Sont pris en charge à 100% :
- Les consultations médicales et spécialisées
- Les hospitalisations en unité neurovasculaire
- Les médicaments prescrits
- Les examens d’imagerie (IRM, scanner)
- Les séances de kinésithérapie
- Les séances d’orthophonie
Le rôle complémentaire de la mutuelle
Même en ALD, certains frais restent à votre charge. Une bonne mutuelle senior prend en charge :
- Le forfait hospitalier : 20€ par jour en hôpital, non remboursé par la Sécurité sociale
- Les dépassements d’honoraires : Notamment pour les consultations de spécialistes
- L’ergothérapie en libéral : Non remboursée par la Sécurité sociale
- Les aides techniques : Fauteuil roulant, orthèses, aménagement du domicile
- Les frais de transport : Ambulance, VSL pour les séances de rééducation
- L’assistance à domicile : Aide-ménagère, portage de repas
Pour les seniors, il est essentiel de choisir une mutuelle offrant une couverture renforcée sur les postes suivants : hospitalisation, soins de suite et rééducation, optique (en cas de troubles visuels séquellaires), aides auditives, et prestations d’assistance.

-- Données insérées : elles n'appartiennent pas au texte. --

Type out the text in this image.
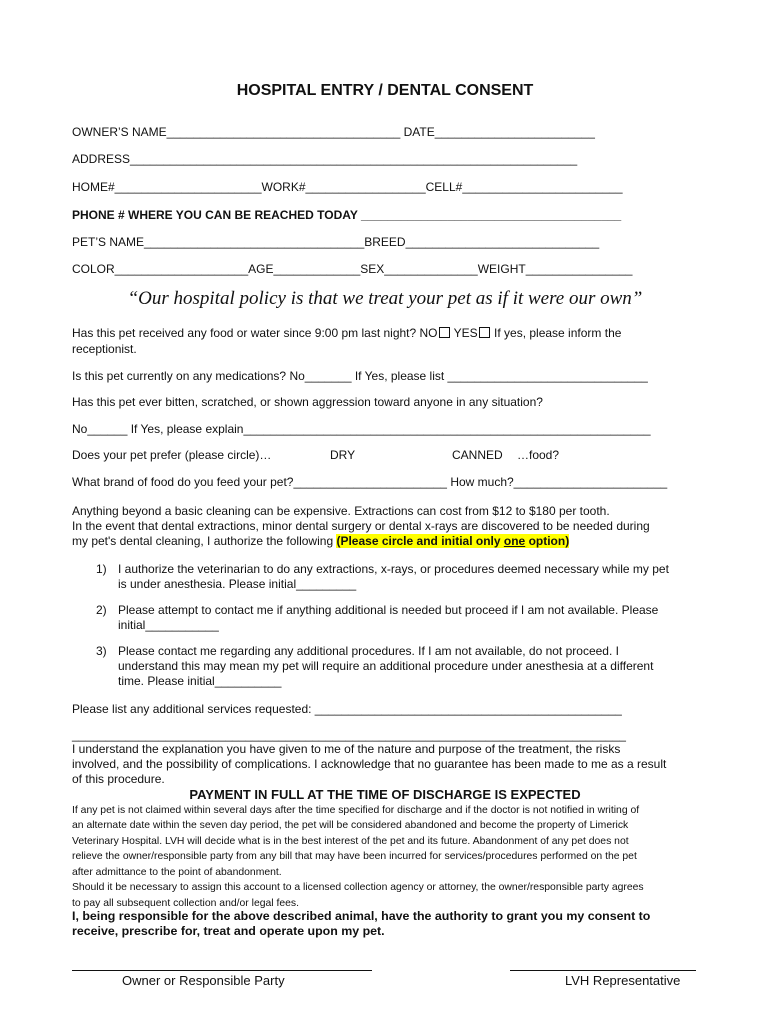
HOSPITAL ENTRY / DENTAL CONSENT
OWNER’S NAME___________________________________ DATE________________________
ADDRESS___________________________________________________________________
HOME#______________________WORK#__________________CELL#________________________
PHONE # WHERE YOU CAN BE REACHED TODAY _______________________________________
PET’S NAME_________________________________BREED_____________________________
COLOR____________________AGE_____________SEX______________WEIGHT________________
“Our hospital policy is that we treat your pet as if it were our own”
Has this pet received any food or water since 9:00 pm last night? NO YES If yes, please inform the
receptionist.
Is this pet currently on any medications? No_______ If Yes, please list ______________________________
Has this pet ever bitten, scratched, or shown aggression toward anyone in any situation?
No______ If Yes, please explain_____________________________________________________________
Does your pet prefer (please circle)…	DRY	CANNED …food?
What brand of food do you feed your pet?_______________________ How much?_______________________
Anything beyond a basic cleaning can be expensive. Extractions can cost from $12 to $180 per tooth.
In the event that dental extractions, minor dental surgery or dental x-rays are discovered to be needed during
my pet's dental cleaning, I authorize the following (Please circle and initial only one option)
1) I authorize the veterinarian to do any extractions, x-rays, or procedures deemed necessary while my pet
is under anesthesia. Please initial_________
2) Please attempt to contact me if anything additional is needed but proceed if I am not available. Please
initial___________
3) Please contact me regarding any additional procedures. If I am not available, do not proceed. I
understand this may mean my pet will require an additional procedure under anesthesia at a different
time. Please initial__________
Please list any additional services requested: ______________________________________________
___________________________________________________________________________________
I understand the explanation you have given to me of the nature and purpose of the treatment, the risks
involved, and the possibility of complications. I acknowledge that no guarantee has been made to me as a result
of this procedure.
PAYMENT IN FULL AT THE TIME OF DISCHARGE IS EXPECTED
If any pet is not claimed within several days after the time specified for discharge and if the doctor is not notified in writing of
an alternate date within the seven day period, the pet will be considered abandoned and become the property of Limerick
Veterinary Hospital. LVH will decide what is in the best interest of the pet and its future. Abandonment of any pet does not
relieve the owner/responsible party from any bill that may have been incurred for services/procedures performed on the pet
after admittance to the point of abandonment.
Should it be necessary to assign this account to a licensed collection agency or attorney, the owner/responsible party agrees
to pay all subsequent collection and/or legal fees.
I, being responsible for the above described animal, have the authority to grant you my consent to
receive, prescribe for, treat and operate upon my pet.
Owner or Responsible Party	LVH Representative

Prévenir la récidive : un enjeu majeur
Après un premier AVC, le risque de récidive est en effet élevé : environ 10 % à 5 ans et 20 à 30 % à long terme. La prévention secondaire est donc cruciale.
Traitement médicamenteux au long cours
Cette prévention secondaire repose généralement sur la prescription de médicaments qui réduisent le risque vasculaire (traitement de l’hypertension artérielle ou de l’hypercholestérolémie, administration de médicaments antiplaquettaires ou anticoagulants).
Suivi médical régulier
Un suivi rapproché par votre médecin traitant et les spécialistes est indispensable :
- Consultations régulières chez le neurologue
- Surveillance de la tension artérielle
- Bilans sanguins (glycémie, cholestérol, fonction rénale)

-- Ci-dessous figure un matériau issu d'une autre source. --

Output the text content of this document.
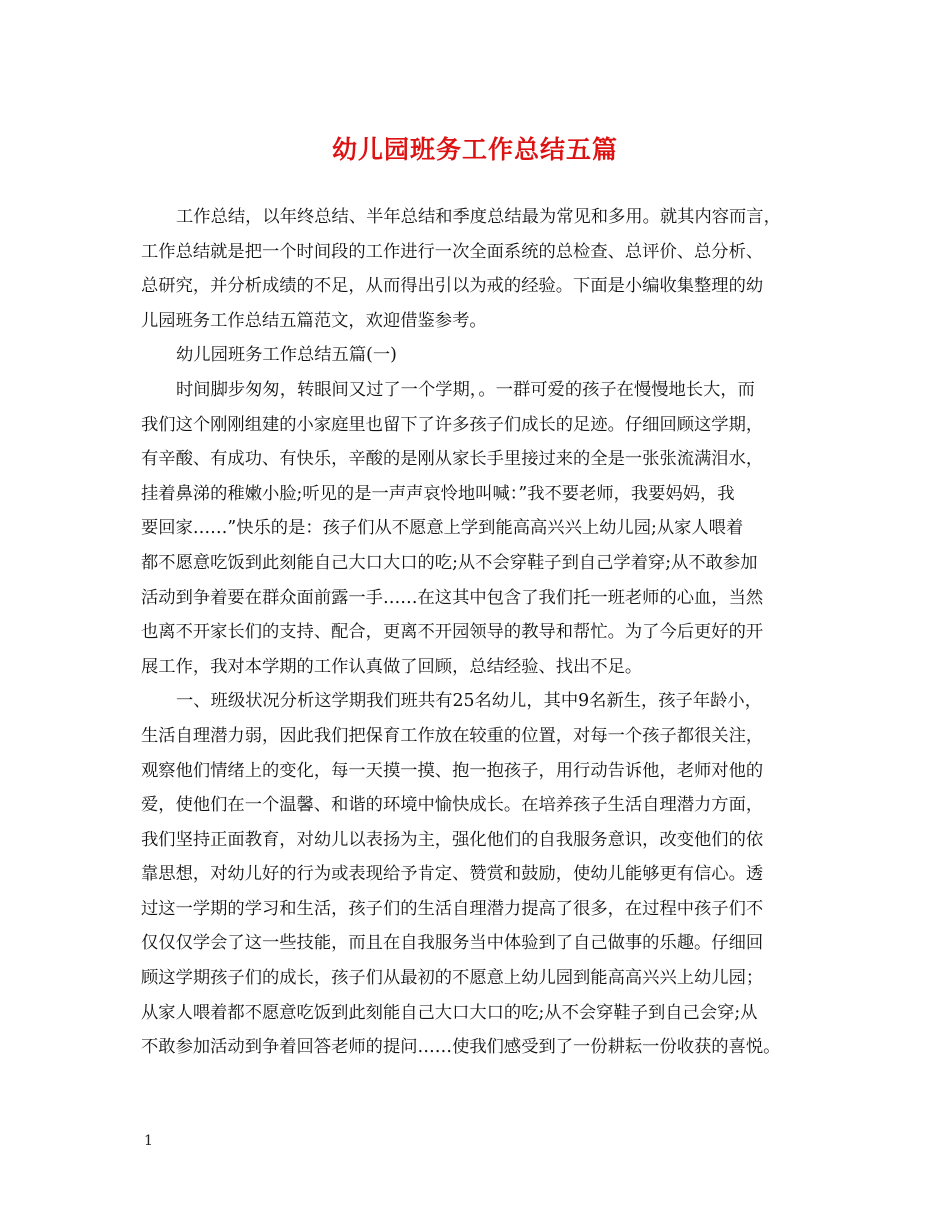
幼儿园班务工作总结五篇
工作总结，以年终总结、半年总结和季度总结最为常见和多用。就其内容而言，
工作总结就是把一个时间段的工作进行一次全面系统的总检查、总评价、总分析、
总研究，并分析成绩的不足，从而得出引以为戒的经验。下面是小编收集整理的幼
儿园班务工作总结五篇范文，欢迎借鉴参考。
幼儿园班务工作总结五篇(一)
时间脚步匆匆，转眼间又过了一个学期，。一群可爱的孩子在慢慢地长大，而
我们这个刚刚组建的小家庭里也留下了许多孩子们成长的足迹。仔细回顾这学期，
有辛酸、有成功、有快乐，辛酸的是刚从家长手里接过来的全是一张张流满泪水，
挂着鼻涕的稚嫩小脸;听见的是一声声哀怜地叫喊：”我不要老师，我要妈妈，我
要回家……”快乐的是：孩子们从不愿意上学到能高高兴兴上幼儿园;从家人喂着
都不愿意吃饭到此刻能自己大口大口的吃;从不会穿鞋子到自己学着穿;从不敢参加
活动到争着要在群众面前露一手……在这其中包含了我们托一班老师的心血，当然
也离不开家长们的支持、配合，更离不开园领导的教导和帮忙。为了今后更好的开
展工作，我对本学期的工作认真做了回顾，总结经验、找出不足。
一、班级状况分析这学期我们班共有25名幼儿，其中9名新生，孩子年龄小，
生活自理潜力弱，因此我们把保育工作放在较重的位置，对每一个孩子都很关注，
观察他们情绪上的变化，每一天摸一摸、抱一抱孩子，用行动告诉他，老师对他的
爱，使他们在一个温馨、和谐的环境中愉快成长。在培养孩子生活自理潜力方面，
我们坚持正面教育，对幼儿以表扬为主，强化他们的自我服务意识，改变他们的依
靠思想，对幼儿好的行为或表现给予肯定、赞赏和鼓励，使幼儿能够更有信心。透
过这一学期的学习和生活，孩子们的生活自理潜力提高了很多，在过程中孩子们不
仅仅仅学会了这一些技能，而且在自我服务当中体验到了自己做事的乐趣。仔细回
顾这学期孩子们的成长，孩子们从最初的不愿意上幼儿园到能高高兴兴上幼儿园；
从家人喂着都不愿意吃饭到此刻能自己大口大口的吃;从不会穿鞋子到自己会穿;从
不敢参加活动到争着回答老师的提问……使我们感受到了一份耕耘一份收获的喜悦。
1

- Contrôle du rythme cardiaque
- Évaluation de l’observance thérapeutique
Modification durable du mode de vie
Après un AVC, adopter durablement un mode de vie sain est impératif : arrêt définitif du tabac, alimentation équilibrée de type méditerranéen, activité physique adaptée et régulière, gestion du stress, limitation de l’alcool.
Passez à l’action : votre santé cérébrale entre vos mains
L’AVC n’est pas une fatalité. La plupart des AVC de l’adulte sont associés à des facteurs de risque évitables, souvent associés aux modes de vie, et sur lesquels on peut agir en prévention.
Les actions concrètes à mettre en œuvre dès aujourd’hui :
- Faites mesurer votre tension artérielle chez votre médecin ou pharmacien, surtout après 40 ans
- Demandez un bilan sanguin pour contrôler votre glycémie et cholestérol
- Consultez pour un électrocardiogramme si vous avez plus de 65 ans ou des palpitations
- Engagez-vous dans l’arrêt du tabac avec l’aide de votre médecin ou d’un tabacologue
- Bougez chaque jour : 30 minutes de marche rapide minimum
- Adoptez une alimentation équilibrée riche en fruits, légumes et poisson
- Vérifiez votre couverture santé : votre mutuelle est-elle adaptée aux risques liés à l’âge ?
Si vous avez des antécédents familiaux d’AVC, si vous êtes hypertendu, diabétique ou en surpoids, parlez-en à votre médecin lors de votre prochain rendez-vous. Un bilan vasculaire complet peut être nécessaire.
Pour les seniors, choisir une mutuelle santé performante est essentiel. Au-delà de la prise en charge de l’ALD, privilégiez les garanties hospitalisation, rééducation et assistance qui feront toute la différence en cas d’accident vasculaire cérébral.
Mémorisez le réflexe VITE et partagez-le avec vos proches : Visage déformé, Inertie d’un membre, Trouble de la parole, Extrême urgence – appelez le 15. Cette connaissance simple peut sauver une vie, peut-être la vôtre.